Carlos Trillo, Founder & CEO, Evinex
Tracking Holiday-Specific Content
We use landing pages to help promote certain sales or promotions that we are having. For instance, if we are running a holiday promotion, we might implement a holiday promotion landing page to run ads on social, Google, and YouTube.
This way, when someone clicks on the ad, they land on this landing page that tells them all about the promotion and they can shop from there. This helps with our analytics in tracking the performance, clicks, and conversions through this landing page and helps us invest our money in the best places where they are the most effective.
Scott Krager, Founder, Key Fob Replacement
Booking Consulting Services
Landing pages are an effective tool to capture leads and promote our services. Our landing page offers prospective customers the opportunity to book a consultation call so that we can better understand both their needs and project requirements.

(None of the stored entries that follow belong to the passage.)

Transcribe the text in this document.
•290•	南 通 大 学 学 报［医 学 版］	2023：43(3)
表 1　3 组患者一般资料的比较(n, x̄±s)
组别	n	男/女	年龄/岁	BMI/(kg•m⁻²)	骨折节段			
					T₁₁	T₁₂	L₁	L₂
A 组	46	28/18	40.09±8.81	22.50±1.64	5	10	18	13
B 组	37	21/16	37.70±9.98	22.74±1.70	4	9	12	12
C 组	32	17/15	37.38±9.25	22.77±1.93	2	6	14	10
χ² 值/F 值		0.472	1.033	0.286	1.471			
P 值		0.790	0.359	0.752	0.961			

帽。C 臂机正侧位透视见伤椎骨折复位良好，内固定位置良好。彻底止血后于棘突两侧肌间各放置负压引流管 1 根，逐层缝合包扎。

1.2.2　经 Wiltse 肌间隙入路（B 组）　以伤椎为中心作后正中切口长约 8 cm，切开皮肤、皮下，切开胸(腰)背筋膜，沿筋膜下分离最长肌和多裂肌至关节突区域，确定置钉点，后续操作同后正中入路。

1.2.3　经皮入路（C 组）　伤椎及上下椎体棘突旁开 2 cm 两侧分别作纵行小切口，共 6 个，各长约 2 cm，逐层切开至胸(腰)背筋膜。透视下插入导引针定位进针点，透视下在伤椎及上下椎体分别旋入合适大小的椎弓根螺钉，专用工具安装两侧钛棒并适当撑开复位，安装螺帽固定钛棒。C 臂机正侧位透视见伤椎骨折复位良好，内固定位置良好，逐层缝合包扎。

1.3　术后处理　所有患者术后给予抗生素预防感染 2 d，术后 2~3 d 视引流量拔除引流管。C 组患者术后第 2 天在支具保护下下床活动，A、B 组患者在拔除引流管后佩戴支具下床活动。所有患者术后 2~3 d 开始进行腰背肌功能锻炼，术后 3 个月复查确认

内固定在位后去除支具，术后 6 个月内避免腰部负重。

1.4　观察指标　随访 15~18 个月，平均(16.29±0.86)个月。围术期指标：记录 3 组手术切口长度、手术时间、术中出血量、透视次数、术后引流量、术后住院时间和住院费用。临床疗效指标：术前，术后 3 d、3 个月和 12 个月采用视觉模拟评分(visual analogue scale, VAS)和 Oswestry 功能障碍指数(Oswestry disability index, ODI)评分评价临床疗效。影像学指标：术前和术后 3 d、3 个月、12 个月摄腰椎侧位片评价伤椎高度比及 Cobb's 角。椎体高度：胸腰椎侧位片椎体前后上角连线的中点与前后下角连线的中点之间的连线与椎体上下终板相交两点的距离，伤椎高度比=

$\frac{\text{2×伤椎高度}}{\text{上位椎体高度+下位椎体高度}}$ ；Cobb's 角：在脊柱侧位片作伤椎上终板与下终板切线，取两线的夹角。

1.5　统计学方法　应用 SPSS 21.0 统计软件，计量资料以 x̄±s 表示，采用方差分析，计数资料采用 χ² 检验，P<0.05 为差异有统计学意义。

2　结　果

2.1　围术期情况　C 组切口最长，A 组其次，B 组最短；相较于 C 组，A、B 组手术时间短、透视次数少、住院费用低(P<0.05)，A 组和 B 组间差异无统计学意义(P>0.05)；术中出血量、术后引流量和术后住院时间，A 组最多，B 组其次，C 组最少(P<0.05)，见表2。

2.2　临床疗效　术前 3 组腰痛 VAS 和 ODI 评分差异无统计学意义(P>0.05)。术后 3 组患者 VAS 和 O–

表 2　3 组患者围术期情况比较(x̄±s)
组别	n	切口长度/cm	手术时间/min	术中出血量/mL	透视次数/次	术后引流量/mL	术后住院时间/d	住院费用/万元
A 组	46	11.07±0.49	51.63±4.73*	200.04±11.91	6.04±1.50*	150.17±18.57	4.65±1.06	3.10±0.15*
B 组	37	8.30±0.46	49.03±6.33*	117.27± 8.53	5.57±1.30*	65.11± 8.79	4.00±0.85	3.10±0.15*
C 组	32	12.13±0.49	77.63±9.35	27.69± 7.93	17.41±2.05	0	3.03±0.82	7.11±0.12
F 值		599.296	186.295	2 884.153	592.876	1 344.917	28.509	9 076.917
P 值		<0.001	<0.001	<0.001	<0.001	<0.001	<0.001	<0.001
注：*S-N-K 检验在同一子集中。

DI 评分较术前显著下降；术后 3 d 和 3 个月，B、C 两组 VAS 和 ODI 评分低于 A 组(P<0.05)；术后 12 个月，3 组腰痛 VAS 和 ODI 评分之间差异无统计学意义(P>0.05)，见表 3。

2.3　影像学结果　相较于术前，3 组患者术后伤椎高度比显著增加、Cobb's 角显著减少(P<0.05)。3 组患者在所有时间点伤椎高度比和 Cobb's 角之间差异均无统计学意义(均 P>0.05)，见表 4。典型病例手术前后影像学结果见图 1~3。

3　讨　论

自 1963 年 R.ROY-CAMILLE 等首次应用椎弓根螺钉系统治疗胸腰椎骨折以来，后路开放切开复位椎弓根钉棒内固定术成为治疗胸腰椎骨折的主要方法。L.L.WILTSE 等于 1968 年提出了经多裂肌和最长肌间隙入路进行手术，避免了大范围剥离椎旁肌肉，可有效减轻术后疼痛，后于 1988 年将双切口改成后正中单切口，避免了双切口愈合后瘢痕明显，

This allows us to provide the best possible service and develop a tailor-made solution for the individual customer. We understand how important it is for customers to have peace of mind knowing that their project is in safe hands, and using our landing page allows us to deliver this assurance.
Michael Sena, CEO, SENACEA
Maximizing Conversion Rates
The most common use of landing pages is for lead generation. The primary purpose of a lead-generation landing page is to convert your website visitors into leads by providing them with a clear and interesting call-to-action (CTA) that encourages them to provide you with their contact information in exchange for something of value, such as a free guide, checklist, whitepaper, or webinar.
It’s important to remember that the amount of information you are asking your visitor to give you must be aligned with the offer you are providing. Get these factors right, and you’ll see a jump in your lead-conversion rates and be able to nurture these leads with targeted content designed to convert them into customers.